Another, more positive way to think about the issue is this: The customer's success paves the path to your success. In other words, each successful implementation is proof of the credibility of the sales claim. "Do x,y,z as detailed in this proposal and your company will experience the same success as was achieved for this other customer. And we can prove it!"

Follow through

To ensure success, be ready to roll up your sleeves and work with the customer. (After all, this is what was promised during the sales process.) Before the ink is dry on the contract, schedule a follow-up meeting to monitor progress of the implementation and address issues that have arisen. Undoubtedly there will be some. This is the time to prove your commitment to the customer’s success. Set the tone for how you will work together by taking responsibility for the issues that fall on your company. Identify problems and determine how they will be resolved.

Hold the customer responsible as well. Remember, this is a partnership. Each side has to step up to the plate for the implementation to be successful. Together, you need to ensure that all impediments are accurately identified and appropriately addressed. It’s important to set the right tone at this first meeting because it will establish the tone for subsequent meetings. The goal is to create an atmosphere that is collaborative not combative or defensive.

This may sound like a lot of work to a salesperson who is accustomed to handing over customer service responsibilities to another department once the sale is made. But none of this time is given away. It should have all been accounted for in the proposal. The time and resources needed to ensure success should have been identified and an appropriate budget allocated.

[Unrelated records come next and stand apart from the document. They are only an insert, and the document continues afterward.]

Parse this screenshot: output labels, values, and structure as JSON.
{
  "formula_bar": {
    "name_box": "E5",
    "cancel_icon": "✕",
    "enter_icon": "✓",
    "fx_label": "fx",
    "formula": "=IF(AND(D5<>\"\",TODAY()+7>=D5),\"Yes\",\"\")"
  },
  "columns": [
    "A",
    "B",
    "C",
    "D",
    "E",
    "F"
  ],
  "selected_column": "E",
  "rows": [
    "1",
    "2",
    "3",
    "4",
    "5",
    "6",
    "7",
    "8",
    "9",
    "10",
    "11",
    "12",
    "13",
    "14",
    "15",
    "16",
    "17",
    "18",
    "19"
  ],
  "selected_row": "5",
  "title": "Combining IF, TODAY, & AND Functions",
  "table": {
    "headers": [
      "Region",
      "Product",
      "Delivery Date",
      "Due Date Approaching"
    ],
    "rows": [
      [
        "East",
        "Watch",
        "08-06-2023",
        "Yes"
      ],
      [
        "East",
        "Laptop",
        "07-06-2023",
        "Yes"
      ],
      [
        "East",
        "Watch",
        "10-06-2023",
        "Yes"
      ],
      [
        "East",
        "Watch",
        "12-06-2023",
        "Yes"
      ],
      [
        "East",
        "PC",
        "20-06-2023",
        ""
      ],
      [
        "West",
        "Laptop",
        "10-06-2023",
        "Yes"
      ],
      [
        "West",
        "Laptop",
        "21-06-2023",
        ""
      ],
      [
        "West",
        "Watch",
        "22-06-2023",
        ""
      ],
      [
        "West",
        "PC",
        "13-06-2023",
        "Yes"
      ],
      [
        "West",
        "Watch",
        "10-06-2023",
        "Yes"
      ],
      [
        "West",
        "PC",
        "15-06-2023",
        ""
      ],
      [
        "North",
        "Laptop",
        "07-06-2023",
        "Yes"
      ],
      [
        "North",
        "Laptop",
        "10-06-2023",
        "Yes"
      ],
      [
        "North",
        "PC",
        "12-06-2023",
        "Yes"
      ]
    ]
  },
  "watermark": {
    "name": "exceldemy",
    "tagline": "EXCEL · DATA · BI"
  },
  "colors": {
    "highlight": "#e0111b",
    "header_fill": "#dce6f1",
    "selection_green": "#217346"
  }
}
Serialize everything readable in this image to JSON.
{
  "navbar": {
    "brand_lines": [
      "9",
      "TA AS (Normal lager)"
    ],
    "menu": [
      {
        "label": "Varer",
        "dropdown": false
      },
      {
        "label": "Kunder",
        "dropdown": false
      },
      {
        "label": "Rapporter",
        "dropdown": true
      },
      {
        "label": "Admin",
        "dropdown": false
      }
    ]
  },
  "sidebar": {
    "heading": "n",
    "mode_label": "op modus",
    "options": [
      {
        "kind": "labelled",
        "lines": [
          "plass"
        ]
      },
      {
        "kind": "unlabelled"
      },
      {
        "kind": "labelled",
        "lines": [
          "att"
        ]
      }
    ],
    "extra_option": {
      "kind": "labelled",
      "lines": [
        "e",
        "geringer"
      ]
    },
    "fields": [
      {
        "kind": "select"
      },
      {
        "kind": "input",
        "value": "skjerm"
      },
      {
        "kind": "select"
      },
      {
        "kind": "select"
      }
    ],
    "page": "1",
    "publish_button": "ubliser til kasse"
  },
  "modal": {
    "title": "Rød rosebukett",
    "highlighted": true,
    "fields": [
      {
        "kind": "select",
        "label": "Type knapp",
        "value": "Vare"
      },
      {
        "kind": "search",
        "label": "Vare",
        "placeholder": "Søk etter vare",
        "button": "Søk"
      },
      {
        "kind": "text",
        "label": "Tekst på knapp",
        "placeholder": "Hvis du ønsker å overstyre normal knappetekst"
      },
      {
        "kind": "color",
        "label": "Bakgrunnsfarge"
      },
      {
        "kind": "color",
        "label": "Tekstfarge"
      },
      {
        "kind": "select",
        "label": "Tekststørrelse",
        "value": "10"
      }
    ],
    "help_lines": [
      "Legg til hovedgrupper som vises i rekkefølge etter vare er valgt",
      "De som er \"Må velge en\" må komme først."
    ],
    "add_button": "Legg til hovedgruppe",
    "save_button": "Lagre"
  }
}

Further, it’s this level of support that enables the salesperson to hold their ground on price.

While this approach requires salespeople to change the way they think about their jobs, it provides three critical benefits:

  • A customer who receives the level of support discussed in this article will be a long-term customer
  • The customer’s success will prove the sales proposition to other prospects
  • Each deal’s sales price will increase as a result of the value added

These reasons should be enough to convince any salesperson that this approach is worth the time.